Der gerechte Kampf gegen den bösen Imperialismus

Antiimperialismus ist im Mainstream angekommen. Dabei vergessen naive Gutmenschen, mit wem sie sich einlassen, wenn Islamisten und Radikale von Menschenrechten reden.

Unter allen Figuren der linken Ideologie ist der Antiimperialismus wohl die widersprüchlichste und die hartleibigste. Sie gründet auf einem Weltbild, das allein das Schlechte, Fatale jedes Imperiums betont: Sie hob immer die Fremdherrschaft hervor und leugnete, wie beim Römischen Imperium, jeglichen Fortschritt in Gesellschaft und Alltag der Menschen.

Im 20. Jahrhundert war es der kapitalistische Imperialismus als Ausdruck weltweiter Macht, Unterdrückung, Krieg und Faschismus. Der deutsche Nationalsozialismus und seine mörderische Spur waren demnach nur seine Folge.
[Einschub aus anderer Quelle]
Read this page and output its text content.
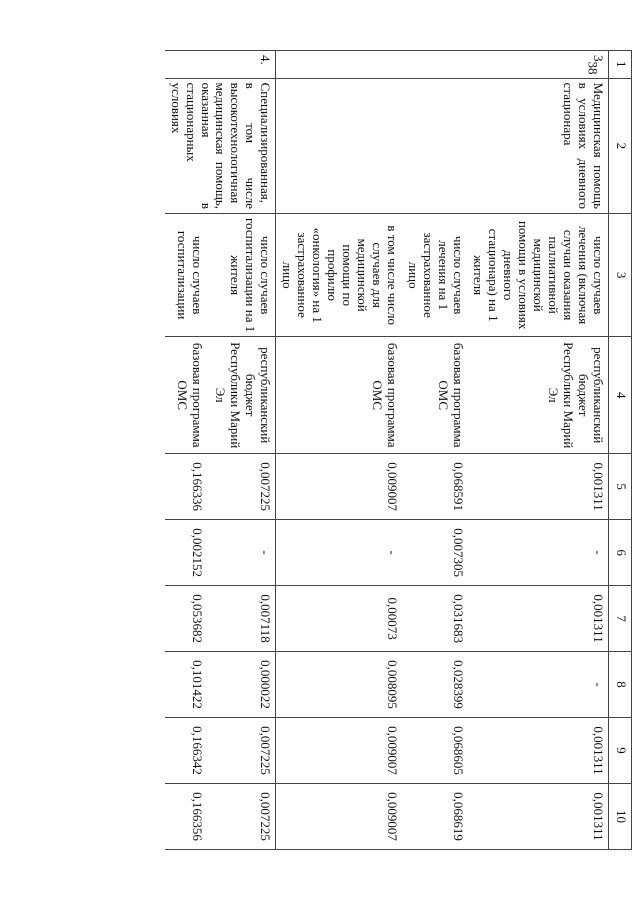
38 1	2	3	4	5	6	7	8	9	10
3.	Медицинская помощь в условиях дневного стационара	число случаев лечения (включая случаи оказания паллиативной медицинской помощи в условиях дневного стационара) на 1 жителя	республиканский бюджет Республики Марий Эл	0,001311	-	0,001311	-	0,001311	0,001311
		число случаев лечения на 1 застрахованное лицо	базовая программа ОМС	0,068591	0,007305	0,031683	0,028399	0,068605	0,068619
		в том числе число случаев для медицинской помощи по профилю «онкология» на 1 застрахованное лицо	базовая программа ОМС	0,009007	-	0,00073	0,008095	0,009007	0,009007
4.	Специализированная, в том числе высокотехнологичная медицинская помощь, оказанная в стационарных условиях	число случаев госпитализации на 1 жителя	республиканский бюджет Республики Марий Эл	0,007225	-	0,007118	0,000022	0,007225	0,007225
		число случаев госпитализации	базовая программа ОМС	0,166336	0,002152	0,053682	0,101422	0,166342	0,166356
Je kälter der Krieg nach 1945 wurde, desto unterschiedsloser betrachteten die Ideologen des Antiimperialismus die Staaten des Westens; sie alle gehörten zum neuen Hauptfeind, den USA.

Antiimperialisten stehen per se auf der richtigen Seite

Antiimperialisten standen dagegen per se auf der richtigen, der friedlichen, antifaschistischen, der antiimperialistischen Seite. Dass zu ihren Bündnispartnern auch die schlimmsten Feudalherren, die übelsten Rassisten, die unerbittlichsten Gegner jeglicher Emanzipation gehörten, spielte keine Rolle. Im Gegenteil: Sie wurden zu nationalen Befreiungsbewegungen stilisiert.

Antiimperialistisch zu sein gehört heute zum guten Grundton verschiedenster politischer Strömungen – von der islamistischen Milli Görüs über die radikale Linke bis zu den Autonomen Nationalisten und ihren bürgerlichen Varianten. Menschenrechte sind immer konkret universell. Wenn die Antiimperialisten dabei nur die USA und Israel als Täter und Verursacher bekämpfen, sind die Menschenrechte einer Gefährdung ausgesetzt. Sie werden antiimperialistisch relativiert.

Wer sich mit homophoben, rassistischen, frauenfeindlichen und antisemitischen Gruppen einlässt, wie unlängst bei der Gaza-Flottille, um „den Imperialismus“ in Gestalt Israels zu bekämpfen, untergräbt das Normative der Menschenrechte, die demnach nur für politisch Auserwählte zu gelten haben. Solche Unterscheidung ist kalt und rassistisch. Der Antiimperialismus heute bleibt, was er seit Lenin war: ein Mittel zum Zweck, das Menschen als moralische Munition missbrauchen, um sie selbst nie anwenden zu müssen.